Изменить размер шрифта - +

— Она не оставила записки, никому ничего не сказала, — продолжал Найджел. — Днем она была озабоченной, но это естественно. Мы проверили авиарейсы и обнаружили, что она заказала билет бизнес-класса на Лондон завтрашним утренним самолетом «Бритиш эйруейз». Адрес она дала: отель «Империал», Вена.

— Сегодняшним утренним, — поправил кто-то, и Бразерхуд заметил, как золотые часы Найджела резко дернулись к его лицу.

— Пусть так: самолетом, вылетающим сегодня утром, — раздраженно согласился Найджел. — Когда мы связались с «Империалом», ее не оказалось в номере, а когда вторично позвонили в аэропорт, выяснилось, что ее фамилия значится на листе ожидания на последний самолет «Люфтганзы» во Франкфурт. К сожалению, мы получили эту информацию лишь после того, как самолет приземлился во Франкфурте.

«Надула она вас, — подумал Бразерхуд с удовлетворением, граничившим с гордостью. — Хорошая девчонка и знает дело».

— Какая жалость, что вы не узнали насчет Франкфурта в первый раз, когда ездили в аэропорт! — смело выступил кто-то с конца стола, из неверящих.

— Конечно, жаль, — отрезал Найджел. — Но если бы вы немножко повнимательнее меня слушали, вы бы, очевидно, услышали, как я сказал, что она была на листе ожидания. Поэтому фамилия ее была внесена в список пассажиров лишь в последнюю минуту, перед самым вылетом.

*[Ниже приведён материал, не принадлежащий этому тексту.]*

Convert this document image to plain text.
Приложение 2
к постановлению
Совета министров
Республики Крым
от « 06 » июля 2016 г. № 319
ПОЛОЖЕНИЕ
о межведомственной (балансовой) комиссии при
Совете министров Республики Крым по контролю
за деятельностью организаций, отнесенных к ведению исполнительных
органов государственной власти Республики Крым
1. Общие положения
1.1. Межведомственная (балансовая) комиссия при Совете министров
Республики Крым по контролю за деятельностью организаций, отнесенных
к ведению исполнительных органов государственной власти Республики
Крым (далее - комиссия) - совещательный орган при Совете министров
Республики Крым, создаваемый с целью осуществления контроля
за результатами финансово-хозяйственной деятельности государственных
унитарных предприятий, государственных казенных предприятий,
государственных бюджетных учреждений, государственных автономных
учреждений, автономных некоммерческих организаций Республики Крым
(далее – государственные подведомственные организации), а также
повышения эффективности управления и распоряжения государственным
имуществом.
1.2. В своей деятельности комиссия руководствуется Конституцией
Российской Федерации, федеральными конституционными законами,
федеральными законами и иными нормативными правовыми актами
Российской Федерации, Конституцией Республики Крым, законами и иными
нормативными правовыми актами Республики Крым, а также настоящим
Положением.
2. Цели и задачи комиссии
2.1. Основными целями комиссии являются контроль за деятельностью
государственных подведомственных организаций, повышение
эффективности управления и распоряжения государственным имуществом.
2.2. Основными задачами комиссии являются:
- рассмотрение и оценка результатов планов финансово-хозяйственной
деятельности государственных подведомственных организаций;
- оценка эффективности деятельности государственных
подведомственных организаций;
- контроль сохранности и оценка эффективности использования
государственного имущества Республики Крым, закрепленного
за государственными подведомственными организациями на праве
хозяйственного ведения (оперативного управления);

— Все равно, похоже, прохлопали, — сказал Маунтджой. — А почему не проверили список ожидания?

«Нет, — подумал Бразерхуд. — Никто ничего не прохлопал. Прохлопать можно, только если есть приказ. Это инертность, это нормальное положение вещей. Некогда прекрасная служба стала тяжеловесным гибридом — половину в ней составляют бюрократы, а другую половину флибустьеры, использующие доводы одной стороны, чтобы сводить на нет деятельность другой».

— Так где же она? — спросил кто-то.

— Мы не знаем, — спокойно подытожил Найджел. — И если не запрашивать немцев, — а заодно, конечно, и американцев, — чтобы они прочесали все отели во Франкфурте, что мне кажется уж слишком, я не вижу, что еще мы можем сделать. Или могли бы. Откровенно говоря.

— Джек? — сказал Браммел.

Бразерхуд услышал свой голос прежних времен, раздавшийся в темноте.

— Кто ее знает, — сказал он. — Наверное, сейчас уже сидит в Праге.

Снова Найджел:

— Она ведь ничего плохого, как всем известно, не сделала. Вы же понимаете, мы не можем держать ее пленницей против ее воли. Она свободная гражданка. И если ее сын захочет на будущей неделе присоединиться к ней, мы тоже мало что сможем сделать.

Маунтджой высказал то, что раньше беспокоило их всех:

— Я, право же, считаю, что перехваченный нами телефонный звонок из американского посольства был весьма и весьма любопытен. Эта Ледерер, кричавшая из Вены своему мужу в Лондон о том, что двое обменялись в церкви записками. Она ведь говорила о нашей церкви. И Мэри была там. Неужели мы не могли сделать из этого вывод?

У Найджела уже готов был ответ:

— Боюсь, очень не сразу. По вполне понятным причинам перехватчики не увидели в этом ничего драматического и передали нам перехват через двадцать четыре часа после того, как произошел телефонный разговор. Таким образом, информация, которая могла бы нас насторожить, а именно: что Мэри была замечена выходящей, по всей вероятности, из чешской конспиративной квартиры, где ранее жил этот Петц или как там его, — поступила к нам до перехвата. Едва ли можно нас винить в том, что мы поставили телегу впереди лошади, верно?

Никто, казалось, не знал, можно винить или нельзя.